The major trends which we have seen in 2012 surfacing which will be even stronger in 2013 are:
It is an additional source for money. And as most people know in the gaming industry - money is the #1 problem of all developers. So this is an alternative. Not the best, but it is in addition to what we already have. And it also is able to fund games which are under the threshold of publishers - this means single man games, small teams, games with budgets of less then 1 million.
Of course there are the big million budget funded games - but those will be the "AAA" of kick starter. The important thing is not the money or that users decide which games are being made - the important thing is that the industry will see a new source of creativity from that funding. This impulse is desperately needed as otherwise CoD 10 and Fifa 2014 and Halo 5 and xyz 10 are all the same again and again.
It took long enough. We had hoped it will happen back in 2000 but the internet bubble bursting destroyed our master plan. Finally digital distribution has a break through and I expect this to quickly push into the console space as well.
There are more games being sold on digital platforms than on retail. Add it up. You will come to the same conclusion. Note I said "most" as in numbers, not in revenue. That will follow. Quickly.
What does this mean? It means retail becomes secondary, not the major platform anymore. The time as we went to stores to get games are over. Amazon does the rest of the death push of retail - but games will be a niche shelf space pretty soon. - if consoles push digital.
'Mobile' as major game space
I put mobile in quotes as studies shows that the main space people play mobile games is the couch or bed - so its not really "mobile". Still Smartphones and iPads will push the games market to bigger segments as even the console market. Even now the mobile market is the only one where western game makers have even access to all Asian markets. Note that consoles don't exist there and most western online games (the only one popular on PC) do not have a single chance of being published there. But hey, now even Asian's play single player games - but on mobile.
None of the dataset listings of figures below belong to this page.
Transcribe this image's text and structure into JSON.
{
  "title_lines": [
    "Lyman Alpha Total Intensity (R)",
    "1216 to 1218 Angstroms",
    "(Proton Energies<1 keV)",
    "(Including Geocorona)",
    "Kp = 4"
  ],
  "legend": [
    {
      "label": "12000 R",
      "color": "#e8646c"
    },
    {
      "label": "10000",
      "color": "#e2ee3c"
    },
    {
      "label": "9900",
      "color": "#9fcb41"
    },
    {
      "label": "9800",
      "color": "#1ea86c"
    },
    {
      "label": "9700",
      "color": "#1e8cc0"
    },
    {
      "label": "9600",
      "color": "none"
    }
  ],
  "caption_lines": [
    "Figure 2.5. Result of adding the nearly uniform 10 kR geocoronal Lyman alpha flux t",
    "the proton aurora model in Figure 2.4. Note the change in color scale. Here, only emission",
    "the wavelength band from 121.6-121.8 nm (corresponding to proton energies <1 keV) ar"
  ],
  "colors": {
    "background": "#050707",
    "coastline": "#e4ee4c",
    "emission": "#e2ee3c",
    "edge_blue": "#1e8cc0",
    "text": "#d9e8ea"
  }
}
Why is Asia so important for mobile? Because it doubles, nearly triples the revenue potential of games on the devices with no major investment. This is huge. The Asian games market is so big that we (in the west) have not even a glimpse of its power.
So will mobile destroy consoles? I think it will push aside handheld gaming as we know it but AAA console games will stay - at least for the next generation. But as more and more developers find it easier to publish on mobile the creativity and cool games might move away from consoles to tablets.
Free to Play
F2p seems saturated 'they' say. I hear that often but always shake my head. F2p has just started and shows some saturation - but only in spaces where big companies are located and all their copy cats - as those copy cats don't know how to enter the f2p market but to copy the lead publishers - and of course fail ;)
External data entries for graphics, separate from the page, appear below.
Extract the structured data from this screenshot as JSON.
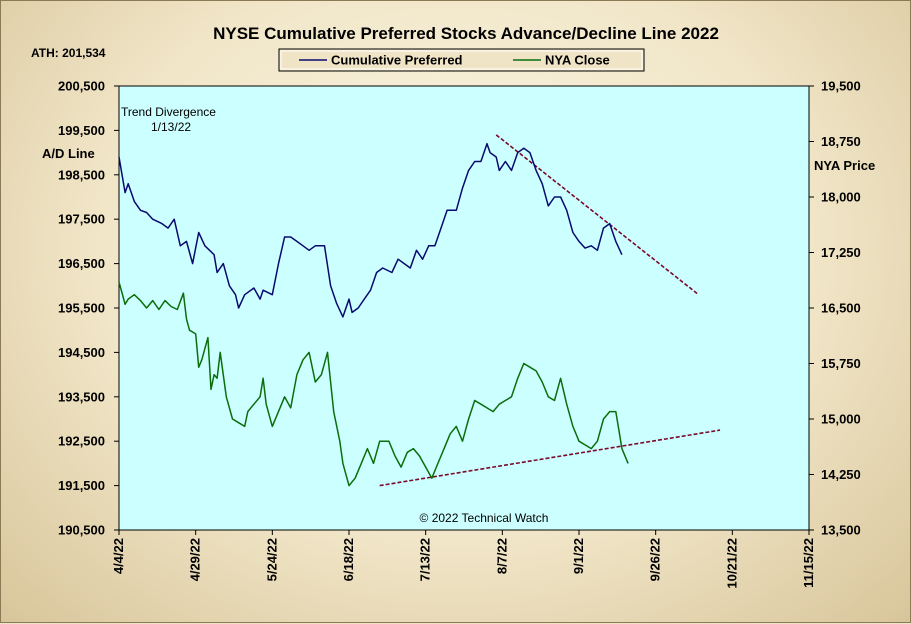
{
  "chart_data": {
    "type": "line",
    "title": "NYSE Cumulative  Preferred Stocks Advance/Decline  Line 2022",
    "ath_label": "ATH: 201,534",
    "ylabel_left": "A/D Line",
    "ylabel_right": "NYA Price",
    "credit": "© 2022 Technical Watch",
    "annotation": {
      "line1": "Trend  Divergence",
      "line2": "1/13/22"
    },
    "legend": {
      "placement": "top-center"
    },
    "grid": false,
    "x_ticks": [
      "4/4/22",
      "4/29/22",
      "5/24/22",
      "6/18/22",
      "7/13/22",
      "8/7/22",
      "9/1/22",
      "9/26/22",
      "10/21/22",
      "11/15/22"
    ],
    "xlim": [
      "2022-04-04",
      "2022-11-15"
    ],
    "ylim_left": [
      190500,
      200500
    ],
    "ylim_right": [
      13500,
      19500
    ],
    "y_ticks_left": [
      "200,500",
      "199,500",
      "198,500",
      "197,500",
      "196,500",
      "195,500",
      "194,500",
      "193,500",
      "192,500",
      "191,500",
      "190,500"
    ],
    "y_ticks_right": [
      "19,500",
      "18,750",
      "18,000",
      "17,250",
      "16,500",
      "15,750",
      "15,000",
      "14,250",
      "13,500"
    ],
    "series": [
      {
        "name": "Cumulative Preferred",
        "axis": "left",
        "color": "#0a0a6e",
        "points": [
          [
            "2022-04-04",
            198900
          ],
          [
            "2022-04-06",
            198100
          ],
          [
            "2022-04-07",
            198300
          ],
          [
            "2022-04-09",
            197900
          ],
          [
            "2022-04-11",
            197700
          ],
          [
            "2022-04-13",
            197650
          ],
          [
            "2022-04-15",
            197500
          ],
          [
            "2022-04-18",
            197400
          ],
          [
            "2022-04-20",
            197300
          ],
          [
            "2022-04-22",
            197500
          ],
          [
            "2022-04-24",
            196900
          ],
          [
            "2022-04-26",
            197000
          ],
          [
            "2022-04-28",
            196500
          ],
          [
            "2022-04-30",
            197200
          ],
          [
            "2022-05-02",
            196900
          ],
          [
            "2022-05-05",
            196700
          ],
          [
            "2022-05-06",
            196300
          ],
          [
            "2022-05-08",
            196500
          ],
          [
            "2022-05-10",
            196000
          ],
          [
            "2022-05-12",
            195800
          ],
          [
            "2022-05-13",
            195500
          ],
          [
            "2022-05-15",
            195800
          ],
          [
            "2022-05-18",
            195950
          ],
          [
            "2022-05-20",
            195700
          ],
          [
            "2022-05-21",
            195900
          ],
          [
            "2022-05-24",
            195800
          ],
          [
            "2022-05-26",
            196500
          ],
          [
            "2022-05-28",
            197100
          ],
          [
            "2022-05-30",
            197100
          ],
          [
            "2022-06-01",
            197000
          ],
          [
            "2022-06-03",
            196900
          ],
          [
            "2022-06-05",
            196800
          ],
          [
            "2022-06-07",
            196900
          ],
          [
            "2022-06-10",
            196900
          ],
          [
            "2022-06-12",
            196000
          ],
          [
            "2022-06-14",
            195600
          ],
          [
            "2022-06-16",
            195300
          ],
          [
            "2022-06-18",
            195700
          ],
          [
            "2022-06-19",
            195400
          ],
          [
            "2022-06-21",
            195500
          ],
          [
            "2022-06-23",
            195700
          ],
          [
            "2022-06-25",
            195900
          ],
          [
            "2022-06-27",
            196300
          ],
          [
            "2022-06-29",
            196400
          ],
          [
            "2022-07-02",
            196300
          ],
          [
            "2022-07-04",
            196600
          ],
          [
            "2022-07-06",
            196500
          ],
          [
            "2022-07-08",
            196400
          ],
          [
            "2022-07-10",
            196800
          ],
          [
            "2022-07-12",
            196600
          ],
          [
            "2022-07-14",
            196900
          ],
          [
            "2022-07-16",
            196900
          ],
          [
            "2022-07-18",
            197300
          ],
          [
            "2022-07-20",
            197700
          ],
          [
            "2022-07-23",
            197700
          ],
          [
            "2022-07-25",
            198200
          ],
          [
            "2022-07-27",
            198600
          ],
          [
            "2022-07-29",
            198800
          ],
          [
            "2022-07-31",
            198800
          ],
          [
            "2022-08-02",
            199200
          ],
          [
            "2022-08-03",
            199000
          ],
          [
            "2022-08-05",
            198900
          ],
          [
            "2022-08-06",
            198600
          ],
          [
            "2022-08-08",
            198800
          ],
          [
            "2022-08-10",
            198600
          ],
          [
            "2022-08-12",
            199000
          ],
          [
            "2022-08-14",
            199100
          ],
          [
            "2022-08-16",
            199000
          ],
          [
            "2022-08-18",
            198600
          ],
          [
            "2022-08-20",
            198300
          ],
          [
            "2022-08-22",
            197800
          ],
          [
            "2022-08-24",
            198000
          ],
          [
            "2022-08-26",
            198000
          ],
          [
            "2022-08-28",
            197700
          ],
          [
            "2022-08-30",
            197200
          ],
          [
            "2022-09-01",
            197000
          ],
          [
            "2022-09-03",
            196850
          ],
          [
            "2022-09-05",
            196900
          ],
          [
            "2022-09-07",
            196800
          ],
          [
            "2022-09-09",
            197300
          ],
          [
            "2022-09-11",
            197400
          ],
          [
            "2022-09-13",
            197000
          ],
          [
            "2022-09-15",
            196700
          ]
        ]
      },
      {
        "name": "NYA Close",
        "axis": "right",
        "color": "#0a6e0a",
        "points": [
          [
            "2022-04-04",
            16850
          ],
          [
            "2022-04-05",
            16700
          ],
          [
            "2022-04-06",
            16550
          ],
          [
            "2022-04-07",
            16620
          ],
          [
            "2022-04-09",
            16680
          ],
          [
            "2022-04-11",
            16600
          ],
          [
            "2022-04-13",
            16500
          ],
          [
            "2022-04-15",
            16600
          ],
          [
            "2022-04-17",
            16480
          ],
          [
            "2022-04-19",
            16600
          ],
          [
            "2022-04-21",
            16520
          ],
          [
            "2022-04-23",
            16480
          ],
          [
            "2022-04-25",
            16700
          ],
          [
            "2022-04-26",
            16350
          ],
          [
            "2022-04-27",
            16200
          ],
          [
            "2022-04-29",
            16150
          ],
          [
            "2022-04-30",
            15700
          ],
          [
            "2022-05-01",
            15800
          ],
          [
            "2022-05-03",
            16100
          ],
          [
            "2022-05-04",
            15400
          ],
          [
            "2022-05-05",
            15600
          ],
          [
            "2022-05-06",
            15550
          ],
          [
            "2022-05-07",
            15900
          ],
          [
            "2022-05-09",
            15300
          ],
          [
            "2022-05-11",
            15000
          ],
          [
            "2022-05-13",
            14950
          ],
          [
            "2022-05-15",
            14900
          ],
          [
            "2022-05-16",
            15100
          ],
          [
            "2022-05-18",
            15200
          ],
          [
            "2022-05-20",
            15300
          ],
          [
            "2022-05-21",
            15550
          ],
          [
            "2022-05-22",
            15200
          ],
          [
            "2022-05-24",
            14900
          ],
          [
            "2022-05-26",
            15100
          ],
          [
            "2022-05-28",
            15300
          ],
          [
            "2022-05-30",
            15150
          ],
          [
            "2022-06-01",
            15600
          ],
          [
            "2022-06-03",
            15800
          ],
          [
            "2022-06-05",
            15900
          ],
          [
            "2022-06-07",
            15500
          ],
          [
            "2022-06-09",
            15600
          ],
          [
            "2022-06-11",
            15900
          ],
          [
            "2022-06-13",
            15100
          ],
          [
            "2022-06-15",
            14700
          ],
          [
            "2022-06-16",
            14400
          ],
          [
            "2022-06-18",
            14100
          ],
          [
            "2022-06-20",
            14200
          ],
          [
            "2022-06-22",
            14400
          ],
          [
            "2022-06-24",
            14600
          ],
          [
            "2022-06-26",
            14400
          ],
          [
            "2022-06-28",
            14700
          ],
          [
            "2022-07-01",
            14700
          ],
          [
            "2022-07-03",
            14500
          ],
          [
            "2022-07-05",
            14350
          ],
          [
            "2022-07-07",
            14550
          ],
          [
            "2022-07-09",
            14600
          ],
          [
            "2022-07-11",
            14500
          ],
          [
            "2022-07-13",
            14350
          ],
          [
            "2022-07-15",
            14200
          ],
          [
            "2022-07-17",
            14400
          ],
          [
            "2022-07-19",
            14600
          ],
          [
            "2022-07-21",
            14800
          ],
          [
            "2022-07-23",
            14900
          ],
          [
            "2022-07-25",
            14700
          ],
          [
            "2022-07-27",
            15000
          ],
          [
            "2022-07-29",
            15250
          ],
          [
            "2022-07-31",
            15200
          ],
          [
            "2022-08-02",
            15150
          ],
          [
            "2022-08-04",
            15100
          ],
          [
            "2022-08-06",
            15200
          ],
          [
            "2022-08-08",
            15250
          ],
          [
            "2022-08-10",
            15300
          ],
          [
            "2022-08-12",
            15550
          ],
          [
            "2022-08-14",
            15750
          ],
          [
            "2022-08-16",
            15700
          ],
          [
            "2022-08-18",
            15650
          ],
          [
            "2022-08-20",
            15500
          ],
          [
            "2022-08-22",
            15300
          ],
          [
            "2022-08-24",
            15250
          ],
          [
            "2022-08-26",
            15550
          ],
          [
            "2022-08-28",
            15200
          ],
          [
            "2022-08-30",
            14900
          ],
          [
            "2022-09-01",
            14700
          ],
          [
            "2022-09-03",
            14650
          ],
          [
            "2022-09-05",
            14600
          ],
          [
            "2022-09-07",
            14700
          ],
          [
            "2022-09-09",
            15000
          ],
          [
            "2022-09-11",
            15100
          ],
          [
            "2022-09-13",
            15100
          ],
          [
            "2022-09-14",
            14850
          ],
          [
            "2022-09-15",
            14600
          ],
          [
            "2022-09-17",
            14400
          ]
        ]
      }
    ],
    "trendlines": [
      {
        "axis": "left",
        "color": "#7a0a2a",
        "from": [
          "2022-08-05",
          199400
        ],
        "to": [
          "2022-10-10",
          195800
        ]
      },
      {
        "axis": "right",
        "color": "#7a0a2a",
        "from": [
          "2022-06-28",
          14100
        ],
        "to": [
          "2022-10-17",
          14850
        ]
      }
    ]
  }
}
Believe me: there are many game genres and types still to be published successfully as f2p as big as League of Legends or even World of Tanks. There is still plenty of space. Want proof? Which publisher would have accepted a Counterstrike type game with World War II tanks and persistent development? NO ONE!
Of course now they say "yes of course it works". But before? Nah, they wouldn't even have gotten an appointment.
So there is lots of space. The primary reason is being online: when you got the world internet population as potential customers it is easier to reach a critical mass to be profitable then in retail or any other publishing platform.
Online - Persistent
Games have shown that if they are online (even if only basic asynchronous) and persistent that the success doubles easily. The recent example of Clash of Clans and Hay Day shows that also on mobile it is a pre-requisite for huge success potential.
So the time of Fantasy MMO RPG's might be over, but hey, the time for online MMO's just has started!
If you want to be on the ride combine all four from above. Do a tablet/PC online persistent crowd funded free to play title.